Paid gender-neutral parental leave is just one of the inclusive benefits that earned the SF Fed recognition. The Bank also provides employees with mental health and wellness coverage, backup child care, a dependent care FSA, flexible schedules, and opportunities for professional development and continuing education. The SF Fed also supports and encourages participation in employee resource groups (ERGs), including one focused on parents. With its mission to spotlight issues and champion initiatives that affect employees with children, the Parents ERG provides a forum for knowledge sharing, resource development, and community building.
In addition to providing benefits and a culture that values working parents, the SF Fed also conducts research related to parents’ participation in the workforce. For example, a recent working paper found that gender gaps in labor market outcomes during the COVID-19 pandemic are attributable to differences across parents, with mothers experiencing sharper and longer lasting declines in labor force participation. Knowing the importance of child care for parents’ ability to participate in the workforce, our Community Development team has partnered with the Low Income Investment Fund on the Investing in the Future of Child Care initiative to look at the challenges faced by the child care market and ways to support child care providers. Through our research and applying findings to our own practices within the San Francisco Fed, we are committed to demonstrating our values of putting people first, building inclusive opportunity, and focusing on the future.

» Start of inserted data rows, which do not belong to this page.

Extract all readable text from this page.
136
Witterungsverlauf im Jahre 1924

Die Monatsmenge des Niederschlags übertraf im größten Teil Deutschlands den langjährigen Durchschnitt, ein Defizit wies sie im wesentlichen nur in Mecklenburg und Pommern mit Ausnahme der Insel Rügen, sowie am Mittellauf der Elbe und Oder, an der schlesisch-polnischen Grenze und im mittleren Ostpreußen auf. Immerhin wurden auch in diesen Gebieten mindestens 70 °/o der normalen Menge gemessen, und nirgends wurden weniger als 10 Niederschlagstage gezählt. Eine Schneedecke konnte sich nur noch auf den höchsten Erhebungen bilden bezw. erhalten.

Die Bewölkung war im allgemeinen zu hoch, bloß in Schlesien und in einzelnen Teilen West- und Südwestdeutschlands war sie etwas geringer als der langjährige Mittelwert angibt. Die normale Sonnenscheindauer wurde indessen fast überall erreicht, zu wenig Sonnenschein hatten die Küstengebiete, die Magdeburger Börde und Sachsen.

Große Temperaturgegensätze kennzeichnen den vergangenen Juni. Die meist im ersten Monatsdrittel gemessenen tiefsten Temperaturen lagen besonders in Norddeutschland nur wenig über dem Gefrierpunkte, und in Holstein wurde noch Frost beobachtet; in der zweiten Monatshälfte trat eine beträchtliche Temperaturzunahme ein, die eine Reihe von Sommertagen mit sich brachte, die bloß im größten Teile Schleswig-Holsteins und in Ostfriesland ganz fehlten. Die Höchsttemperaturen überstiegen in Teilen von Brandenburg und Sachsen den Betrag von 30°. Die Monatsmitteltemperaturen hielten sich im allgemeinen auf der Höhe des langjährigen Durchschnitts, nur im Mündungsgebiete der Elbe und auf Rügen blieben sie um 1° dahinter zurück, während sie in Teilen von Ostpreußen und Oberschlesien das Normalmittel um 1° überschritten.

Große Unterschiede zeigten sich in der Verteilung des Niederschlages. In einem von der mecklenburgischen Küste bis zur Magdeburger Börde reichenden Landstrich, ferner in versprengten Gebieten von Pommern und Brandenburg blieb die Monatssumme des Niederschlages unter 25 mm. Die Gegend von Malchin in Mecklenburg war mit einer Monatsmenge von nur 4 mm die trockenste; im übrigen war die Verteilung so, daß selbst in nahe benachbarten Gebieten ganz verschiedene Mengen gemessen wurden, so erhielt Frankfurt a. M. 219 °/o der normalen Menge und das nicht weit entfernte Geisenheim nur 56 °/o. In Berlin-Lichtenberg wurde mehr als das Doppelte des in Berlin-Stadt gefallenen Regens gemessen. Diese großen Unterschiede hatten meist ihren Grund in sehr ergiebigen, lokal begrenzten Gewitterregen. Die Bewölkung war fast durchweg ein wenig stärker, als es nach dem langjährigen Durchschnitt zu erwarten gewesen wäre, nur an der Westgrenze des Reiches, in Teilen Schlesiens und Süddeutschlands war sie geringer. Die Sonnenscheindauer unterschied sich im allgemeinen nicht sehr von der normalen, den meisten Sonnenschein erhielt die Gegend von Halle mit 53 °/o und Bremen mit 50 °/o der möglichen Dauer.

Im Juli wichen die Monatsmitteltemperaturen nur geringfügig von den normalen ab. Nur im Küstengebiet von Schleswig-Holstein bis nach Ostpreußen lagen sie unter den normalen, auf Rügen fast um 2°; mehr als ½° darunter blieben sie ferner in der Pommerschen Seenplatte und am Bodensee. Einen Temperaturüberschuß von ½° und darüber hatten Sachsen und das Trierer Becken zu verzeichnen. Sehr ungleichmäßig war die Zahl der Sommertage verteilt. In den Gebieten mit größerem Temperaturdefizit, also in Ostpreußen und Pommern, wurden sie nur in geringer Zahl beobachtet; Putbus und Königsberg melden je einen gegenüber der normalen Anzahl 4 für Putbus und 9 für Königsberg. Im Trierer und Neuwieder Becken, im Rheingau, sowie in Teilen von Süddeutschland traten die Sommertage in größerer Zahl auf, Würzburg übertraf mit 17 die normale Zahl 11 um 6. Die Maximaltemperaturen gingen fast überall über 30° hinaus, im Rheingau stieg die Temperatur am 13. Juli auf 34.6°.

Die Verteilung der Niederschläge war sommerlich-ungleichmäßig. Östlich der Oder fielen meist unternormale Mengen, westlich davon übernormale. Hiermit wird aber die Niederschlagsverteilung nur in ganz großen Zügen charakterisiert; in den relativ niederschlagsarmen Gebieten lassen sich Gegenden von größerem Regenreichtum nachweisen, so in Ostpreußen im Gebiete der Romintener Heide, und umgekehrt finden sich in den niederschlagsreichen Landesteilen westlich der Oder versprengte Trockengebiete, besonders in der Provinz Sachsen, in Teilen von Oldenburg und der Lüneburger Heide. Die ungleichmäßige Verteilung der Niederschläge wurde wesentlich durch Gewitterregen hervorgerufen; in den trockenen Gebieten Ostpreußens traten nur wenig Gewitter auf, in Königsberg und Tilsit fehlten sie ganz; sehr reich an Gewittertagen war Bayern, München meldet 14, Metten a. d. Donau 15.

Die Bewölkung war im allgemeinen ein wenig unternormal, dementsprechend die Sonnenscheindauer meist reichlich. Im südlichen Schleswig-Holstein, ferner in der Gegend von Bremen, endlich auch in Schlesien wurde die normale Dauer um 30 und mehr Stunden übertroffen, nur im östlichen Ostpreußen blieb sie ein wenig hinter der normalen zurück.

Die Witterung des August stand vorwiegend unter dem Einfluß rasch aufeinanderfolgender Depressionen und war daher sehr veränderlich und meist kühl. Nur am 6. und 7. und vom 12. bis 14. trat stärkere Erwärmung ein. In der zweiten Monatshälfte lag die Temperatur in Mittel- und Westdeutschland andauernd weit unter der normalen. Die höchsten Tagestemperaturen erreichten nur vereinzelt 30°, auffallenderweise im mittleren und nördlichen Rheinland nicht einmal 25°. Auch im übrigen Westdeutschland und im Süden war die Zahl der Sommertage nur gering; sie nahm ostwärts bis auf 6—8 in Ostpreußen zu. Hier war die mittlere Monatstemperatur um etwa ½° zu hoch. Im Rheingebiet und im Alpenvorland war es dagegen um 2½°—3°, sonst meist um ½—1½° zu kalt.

The Federal Reserve Bank of San Francisco (SF Fed) serves the public by promoting a healthy, sustainable economy, and supporting the nation’s financial and payment systems. With offices in Los Angeles, Seattle, Salt Lake City, Portland and Phoenix, the Bank serves the Twelfth Federal Reserve District, which includes one-fifth of the nation’s population and represents the world’s fourth-largest economy. As part of the nation’s central bank, the SF Fed informs monetary policy, regulates banks, administers certain consumer protection laws and acts as a financial partner to the U.S. government.